= Trademark examiner =

A trademark examiner is an attorney employed by a government entity such as the United States Patent and Trademark Office (USPTO) to determine whether an applicant should be permitted to receive a trademark registration, thus affording legal protection to the applicant's trademark. The job of a trademark examiner is thus to examine marks applied for to determine if they run afoul of any prohibitions on registration, such as infringing upon an existing registration of the same mark, or constituting the generic name of the goods with which the mark is associated.

==In the United States==
The USPTO employs several hundred trademark examiners at any given time, although the number fluctuates with the strength of the economy, which influences how many new trademark filings are being submitted. These employees are evaluated by a point system, based on the number of applications that they address and dispose of, either by permitting them to go forward to registration, or denying registration in an office action, and seeing this denial through any appeals taken within the USPTO. Some USPTO trademark examiners work in the USPTO building in Alexandria, Virginia, but a majority telework full-time.

In 2011, proposed budget cuts of $100 million to the U.S. Patent and Trademark Office budget of slightly over $2 billion were reported to not have any impact on the size of the Trademark staff. However, all hiring in 2011 at the USPTO was frozen.

==In Turkey==
The TPI (Turkish Patent Institute) employs more than hundred trademark examiners at any given time.
All TPI trademark examiners work in the TPE building in Ankara, Turkey.

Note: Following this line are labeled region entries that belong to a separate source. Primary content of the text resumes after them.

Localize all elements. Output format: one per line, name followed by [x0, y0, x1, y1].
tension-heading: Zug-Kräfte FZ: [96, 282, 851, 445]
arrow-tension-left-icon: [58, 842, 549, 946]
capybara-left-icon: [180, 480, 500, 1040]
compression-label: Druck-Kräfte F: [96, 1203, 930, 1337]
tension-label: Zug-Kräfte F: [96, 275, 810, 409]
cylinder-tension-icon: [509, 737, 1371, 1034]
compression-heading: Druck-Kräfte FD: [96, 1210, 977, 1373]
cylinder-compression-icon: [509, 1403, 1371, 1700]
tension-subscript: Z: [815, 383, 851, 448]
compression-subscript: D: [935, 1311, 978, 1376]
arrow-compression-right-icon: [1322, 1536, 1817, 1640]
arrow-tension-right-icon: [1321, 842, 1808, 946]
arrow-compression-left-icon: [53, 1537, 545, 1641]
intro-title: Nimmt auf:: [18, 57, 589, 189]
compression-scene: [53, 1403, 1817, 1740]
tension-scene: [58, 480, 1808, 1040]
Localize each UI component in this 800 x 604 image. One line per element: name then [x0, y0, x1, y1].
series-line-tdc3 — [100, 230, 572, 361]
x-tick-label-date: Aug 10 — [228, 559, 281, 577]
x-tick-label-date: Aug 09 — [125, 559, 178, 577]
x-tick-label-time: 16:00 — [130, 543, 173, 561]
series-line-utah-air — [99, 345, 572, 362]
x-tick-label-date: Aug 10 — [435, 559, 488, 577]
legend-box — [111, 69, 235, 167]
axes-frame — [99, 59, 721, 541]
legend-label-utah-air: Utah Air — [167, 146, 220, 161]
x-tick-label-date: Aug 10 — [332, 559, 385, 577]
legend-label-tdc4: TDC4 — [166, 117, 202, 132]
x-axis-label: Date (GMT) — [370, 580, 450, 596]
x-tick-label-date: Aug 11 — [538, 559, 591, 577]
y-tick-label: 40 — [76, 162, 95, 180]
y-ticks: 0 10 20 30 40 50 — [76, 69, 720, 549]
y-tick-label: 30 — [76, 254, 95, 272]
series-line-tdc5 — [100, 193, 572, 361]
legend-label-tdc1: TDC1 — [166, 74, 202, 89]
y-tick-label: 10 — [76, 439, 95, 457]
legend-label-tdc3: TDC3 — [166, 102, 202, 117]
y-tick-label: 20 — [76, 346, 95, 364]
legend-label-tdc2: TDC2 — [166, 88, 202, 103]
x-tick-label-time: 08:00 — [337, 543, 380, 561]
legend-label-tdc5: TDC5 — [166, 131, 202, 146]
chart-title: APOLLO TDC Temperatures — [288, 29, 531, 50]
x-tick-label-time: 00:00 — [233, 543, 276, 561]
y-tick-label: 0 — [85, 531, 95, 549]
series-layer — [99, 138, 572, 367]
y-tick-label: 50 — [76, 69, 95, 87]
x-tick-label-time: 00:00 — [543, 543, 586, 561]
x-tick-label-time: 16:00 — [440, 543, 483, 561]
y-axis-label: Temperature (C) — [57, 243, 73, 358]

At first, an examiner starts to work as an assistant for three years. After 2 years TPE wants from him to prepare a thesis about any subject of trademark. He studies on thesis nearly 10 months. After that he presents it to the board of directors. If thesis accepted by the Board, examiner will enter an exam about the thesis.
If everything goes on its way, assistant examiner is going to leave the assistance label and will become a trademark examiner.

==In China==
According to guidance published by the China National Intellectual Property Administration (CNIPA), a trademark examiner on site at a local IP registration office is made available to provide immediate preliminary review of applications. Subsequently, a main office trademark examiner will inspect the application to see if it has been classified according to the Nice Classification system, and incorrectly filled applications will be sent back with an opportunity to correct. Substantive examination will look closely for the proposed trademark's possible conflict with priority rights, such as existing unregistered marks or similarity to an existing trademark.